Mortgage REIT is the only company to set terms
Orchid Island Capital, a mortgage REIT investing in Agency RMBS, was the only company to set terms last week. The lack of new deals is somewhat typical for mid-February, when companies are finalizing the prior year's financials. Orchid has operated since November 2010 and is managed by Bimini Capital, which is itself a publicly traded mortgage REIT. Bimini went public in 2004 and was delisted from the NYSE in 2007 during the housing crash (it now trades on the Pink Sheets). Orchid, whose portfolio ended 2012 with a fair value of $115 million, previously attempted to go public in July 2011, when it sought $83 million. The company refiled in October 2012 and is now looking to raise just $35 million. Its second IPO attempt could face pushback after ZAIS Financial's negative debut.

Three companies added to the US IPO pipeline
Two more mortgage-related companies made initial filings last week. PennyMac Financial Services (PMAC.RC), an investment adviser that also produces and services mortgage loans, filed for a $288 million IPO. The company's advised funds, which include PennyMac Mortgage Investment Trust (PMT), a publicly traded REIT that listed in 2009, had net assets of $1.8 billion as of 9/30/12. The company was founded in 2008 by BlackRock and Highfields and is led by the former President of Countrywide Financial. Cerberus Mortgage Capital (CERB.RC), mortgage REIT investing in Agency and non-Agency RMBS, filed to raise $150 million. The company is newly formed and will be managed by Cerberus Capital Management, a private equity firm with $20 billion of AUM.
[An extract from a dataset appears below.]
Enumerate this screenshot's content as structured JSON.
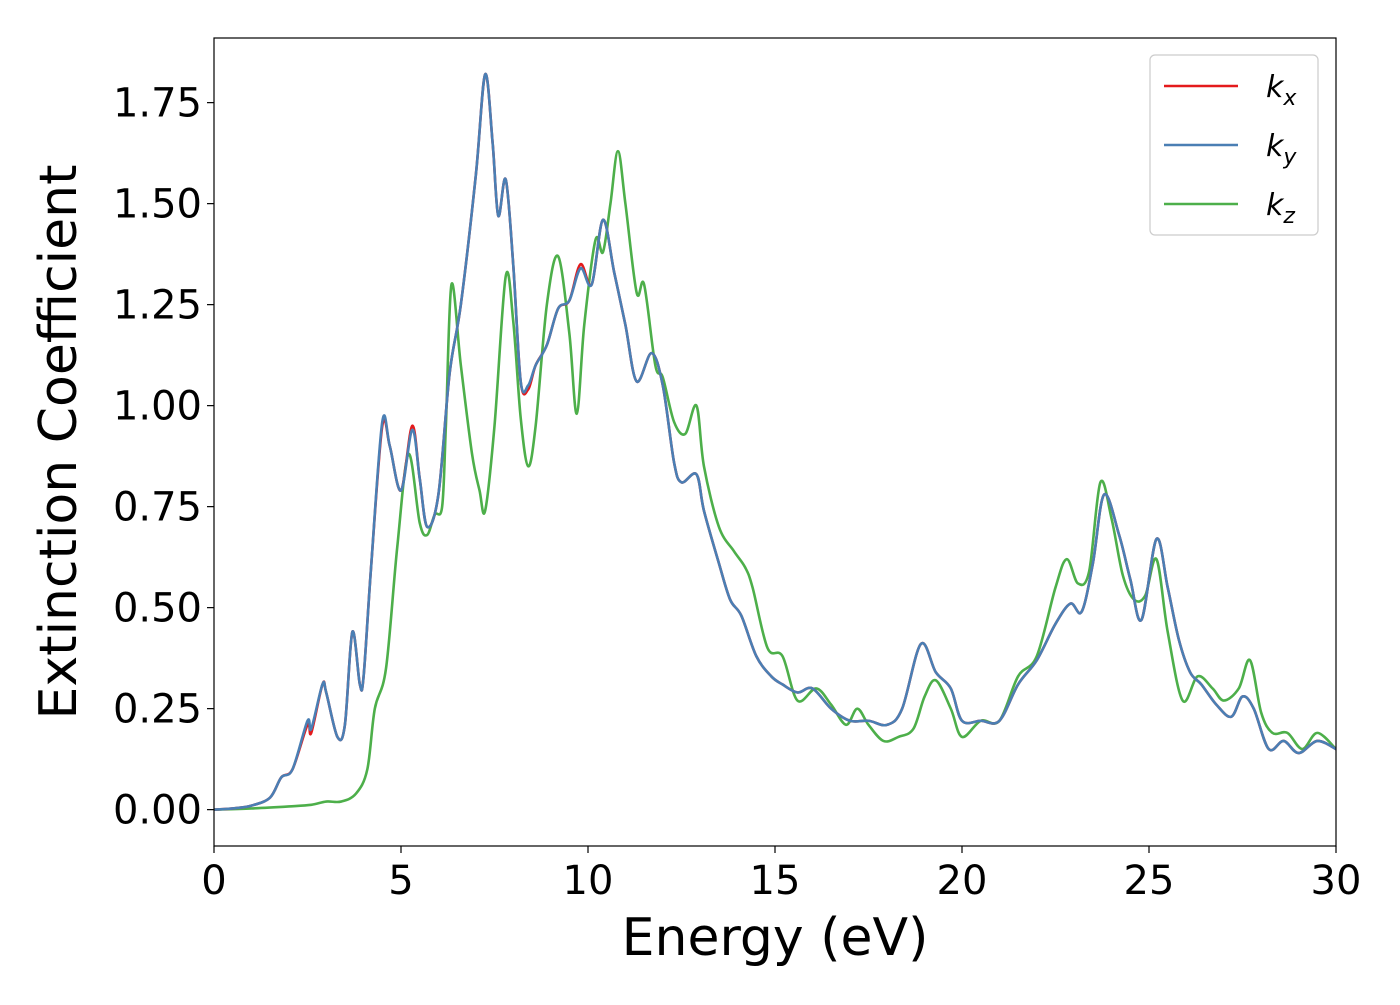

The third company added to the pipeline, EVERTEC (ETEC.RC), is a transaction processing service in Latin America and the Caribbean. It operated as a subsidiary of Popular (BPOP), the largest financial institution in the Caribbean, for more than 20 years until Apollo Global Management (APO) acquired a 51% stake in 2010 for $750 million. Sales for the 12 months ended September 30, 2012 were $336 million, and EBITDA was $145 million.

US IPO market performance update
The large gains made by ExOne and Boise Cascade outweighed Friday's negative debuts and pushed up recent IPO returns. The average total return for the 24 US IPOs from the past 90 days is 28%, and the average aftermarket return is 18%. In 2013, 17 IPOs have raised $5.3 billion (vs. $1.6 billion at this point last year), with an average total return of 17% and an average aftermarket return of 6%. The US IPO pipeline now consists of 108 companies looking to raise $30.2 billion. The active pipeline (updated within the past 90 days) contains 37 companies seeking $9.5 billion.